These changes initially led to a reduction in the overall number of nursing students in training. But here’s one piece of good news from 2020: the number of student nurses rose 25 per cent compared from 2019, an increase of just over 6,000 in one year.
So why this sudden jump? It’s not because more people are applying than ever before – the number of applications for nursing courses in England is still below pre-2017 levels (there were 145,925 applications to English courses in 2020 and 150,970 in 2017). The most likely reason is that more funding is now available for clinical nursing placements, starting this financial year. As part of the NHS long-term plan, NHS England and NHS Improvement announced that it would provide funding to Health Education England to match the number of places filled on university courses with clinical placements from 2020/21. Without this additional capacity to supervise trainees, the number of nurses trained could not increase in a given year.
That doesn’t fully explain the increase, however. Late last year, just as applications for courses starting in 2020 were closing the government, recognising the impact of the removal of the bursary on more mature and disadvantaged students in particular, reinstated the maintenance grant (the part of funding that covered living costs) with additional funding for people studying within regions or specialties with particular shortages – though students will still have to cover their course fees. Breaking down this trend by age, we can see that age groups over 30 have seen the biggest increases in student numbers this year, increasing by an average of 40 per cent year-on-year (more than 2,800 people).
Restoring the maintenance grant may have made the prospective cost of taking up a nursing course seem more affordable for students of all ages, especially among mature students who are more likely to have additional living and caring costs compared to younger applicants. There may also have been built-up demand for places on nursing courses over the last couple of years, especially among people already working in health and care looking to retrain.
The announcement that the maintenance grant would be reinstated was made with only a month to go before the deadline for applications, so we may not have seen the full impact of this change yet. With a full year for prospective applicants to see how this change affects their circumstances, we may see another rise next year.
Such a rapid expansion in the number of training places for 2020 suggests that NHS organisations feel more confident about offering additional placements and that the additional funding from central bodies is having a positive effect on the number of people in training. However, we have not seen an increase in nursing staff at the same scale as student placements this year. The total number of ‘education nursing staff’ in the adult care sector increased by 11.9 per cent this year – a welcome expansion, but this only represents an additional 200 staff. With more than 6,000 additional students requiring supervision, each staff member is potentially left with more supervisory duties to balance as part of their workload (though other nurses will also cover supervision).
This is already a very tough time to work in the NHS – following years of staff shortages, the Covid-19 pandemic has only increased the workload for staff, while also creating a backlog of need for care that the system here in England will have to work though over a period of years to come.

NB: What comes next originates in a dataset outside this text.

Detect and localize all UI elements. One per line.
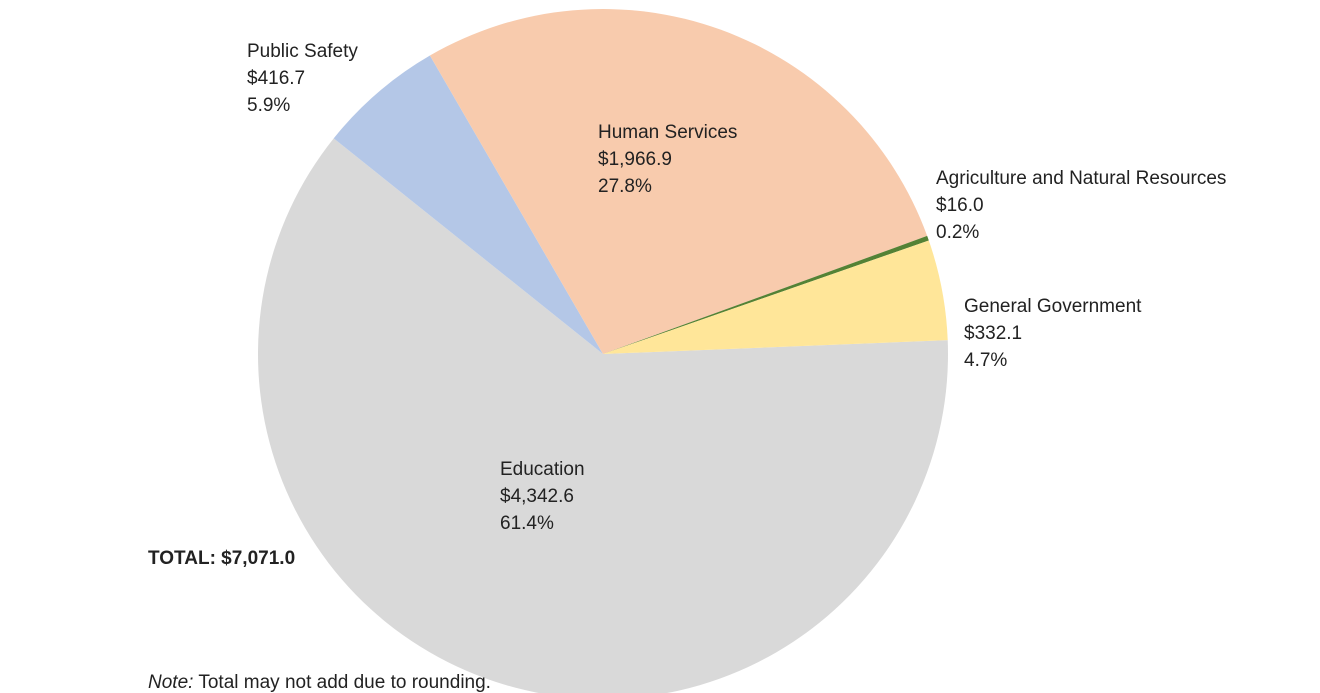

The NHS needs more staff, and such a rapid rise in student nurses is a big step forward in achieving sustainable and safe staffing levels in the future, but paradoxically will increase the need for more staff in the short term to ensure the quality of that training.

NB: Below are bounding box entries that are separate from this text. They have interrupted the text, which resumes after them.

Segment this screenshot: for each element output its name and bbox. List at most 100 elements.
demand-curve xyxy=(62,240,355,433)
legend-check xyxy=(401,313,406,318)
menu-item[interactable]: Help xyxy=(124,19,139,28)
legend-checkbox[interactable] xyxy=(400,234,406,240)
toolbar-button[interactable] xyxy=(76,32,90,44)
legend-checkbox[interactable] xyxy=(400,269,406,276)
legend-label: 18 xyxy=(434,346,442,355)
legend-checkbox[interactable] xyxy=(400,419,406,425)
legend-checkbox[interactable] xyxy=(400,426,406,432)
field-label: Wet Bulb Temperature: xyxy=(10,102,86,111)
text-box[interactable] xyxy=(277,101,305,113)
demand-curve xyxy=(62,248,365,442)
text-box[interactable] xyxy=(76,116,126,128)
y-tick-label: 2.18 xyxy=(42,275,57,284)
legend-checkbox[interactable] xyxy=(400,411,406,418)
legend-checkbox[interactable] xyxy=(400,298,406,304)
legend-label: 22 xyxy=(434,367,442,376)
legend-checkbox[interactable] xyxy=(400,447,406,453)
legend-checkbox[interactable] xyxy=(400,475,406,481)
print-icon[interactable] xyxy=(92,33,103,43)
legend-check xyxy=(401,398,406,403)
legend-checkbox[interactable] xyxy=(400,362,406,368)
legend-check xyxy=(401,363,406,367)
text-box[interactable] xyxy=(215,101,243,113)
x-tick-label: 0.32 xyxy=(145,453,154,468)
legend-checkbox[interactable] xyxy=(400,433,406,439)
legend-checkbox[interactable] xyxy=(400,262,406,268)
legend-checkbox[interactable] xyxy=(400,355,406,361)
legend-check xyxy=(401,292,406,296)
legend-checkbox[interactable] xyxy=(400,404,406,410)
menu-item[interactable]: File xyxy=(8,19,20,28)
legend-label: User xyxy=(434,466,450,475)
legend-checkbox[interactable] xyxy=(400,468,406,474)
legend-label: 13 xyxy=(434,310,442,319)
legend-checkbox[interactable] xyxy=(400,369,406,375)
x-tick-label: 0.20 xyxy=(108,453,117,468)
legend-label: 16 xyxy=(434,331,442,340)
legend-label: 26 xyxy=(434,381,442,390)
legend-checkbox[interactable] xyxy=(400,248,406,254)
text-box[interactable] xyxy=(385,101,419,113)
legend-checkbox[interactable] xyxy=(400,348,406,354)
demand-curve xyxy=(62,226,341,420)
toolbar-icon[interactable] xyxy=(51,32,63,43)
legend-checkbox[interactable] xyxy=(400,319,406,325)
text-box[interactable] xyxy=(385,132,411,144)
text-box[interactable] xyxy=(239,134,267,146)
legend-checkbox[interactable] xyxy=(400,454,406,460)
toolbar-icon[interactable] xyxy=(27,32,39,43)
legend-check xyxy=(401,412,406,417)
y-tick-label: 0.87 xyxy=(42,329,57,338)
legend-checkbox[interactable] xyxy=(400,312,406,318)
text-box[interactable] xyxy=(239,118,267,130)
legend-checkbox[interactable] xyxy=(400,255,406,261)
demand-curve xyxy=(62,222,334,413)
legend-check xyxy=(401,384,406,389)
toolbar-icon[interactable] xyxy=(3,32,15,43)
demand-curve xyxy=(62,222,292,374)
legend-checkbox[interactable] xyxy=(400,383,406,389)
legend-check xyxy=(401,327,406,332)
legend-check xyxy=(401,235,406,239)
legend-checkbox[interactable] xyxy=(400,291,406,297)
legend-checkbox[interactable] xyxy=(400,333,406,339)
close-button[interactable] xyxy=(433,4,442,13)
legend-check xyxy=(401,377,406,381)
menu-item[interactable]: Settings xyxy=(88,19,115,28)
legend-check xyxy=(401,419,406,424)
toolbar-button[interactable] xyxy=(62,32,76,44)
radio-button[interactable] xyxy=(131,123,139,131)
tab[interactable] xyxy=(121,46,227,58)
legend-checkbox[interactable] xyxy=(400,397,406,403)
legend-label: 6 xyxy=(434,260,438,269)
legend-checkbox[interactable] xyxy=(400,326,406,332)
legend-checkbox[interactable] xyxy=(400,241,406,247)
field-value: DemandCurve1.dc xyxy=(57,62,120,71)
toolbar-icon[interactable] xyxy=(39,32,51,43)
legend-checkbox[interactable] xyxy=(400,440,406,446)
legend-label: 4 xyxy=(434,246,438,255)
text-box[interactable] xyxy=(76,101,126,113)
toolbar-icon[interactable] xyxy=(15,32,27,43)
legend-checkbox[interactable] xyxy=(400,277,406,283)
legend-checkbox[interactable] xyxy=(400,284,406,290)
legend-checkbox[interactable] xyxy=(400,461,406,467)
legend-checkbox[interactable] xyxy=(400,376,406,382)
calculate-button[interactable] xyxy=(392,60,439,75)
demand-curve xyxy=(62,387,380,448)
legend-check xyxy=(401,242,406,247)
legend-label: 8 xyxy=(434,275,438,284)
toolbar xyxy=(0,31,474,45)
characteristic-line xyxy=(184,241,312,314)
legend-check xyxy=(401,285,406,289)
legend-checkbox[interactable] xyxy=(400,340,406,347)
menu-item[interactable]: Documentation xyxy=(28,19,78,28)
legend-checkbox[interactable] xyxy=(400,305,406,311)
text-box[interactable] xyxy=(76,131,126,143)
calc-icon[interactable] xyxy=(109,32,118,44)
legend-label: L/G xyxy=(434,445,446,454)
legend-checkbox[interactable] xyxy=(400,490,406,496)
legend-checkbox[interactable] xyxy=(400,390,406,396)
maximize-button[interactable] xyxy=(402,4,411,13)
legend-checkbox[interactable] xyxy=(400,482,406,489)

The solution to the staff shortages that existed before and have now been exacerbated by the pandemic is a long-term increase in the number of staff trained within the NHS, supported by an increase in the retention of staff and a short-term increase in sustainable international recruitment. Brexit and the Covid-19 pandemic have both made international recruitment more difficult, but increasing concerns about the welfare of nursing staff and the numbers experiencing burnout have made the need for recruitment more pressing.
Achieving a balance between all the calls on the time of frontline staff would help to relieve some pressure, but will be difficult even after the pandemic ends. Hopefully this year marks the start of a more sustainable supply of nursing staff for the future.
This blog was updated on 4 February 2021 to clarify how funding for extra places flows through central bodies.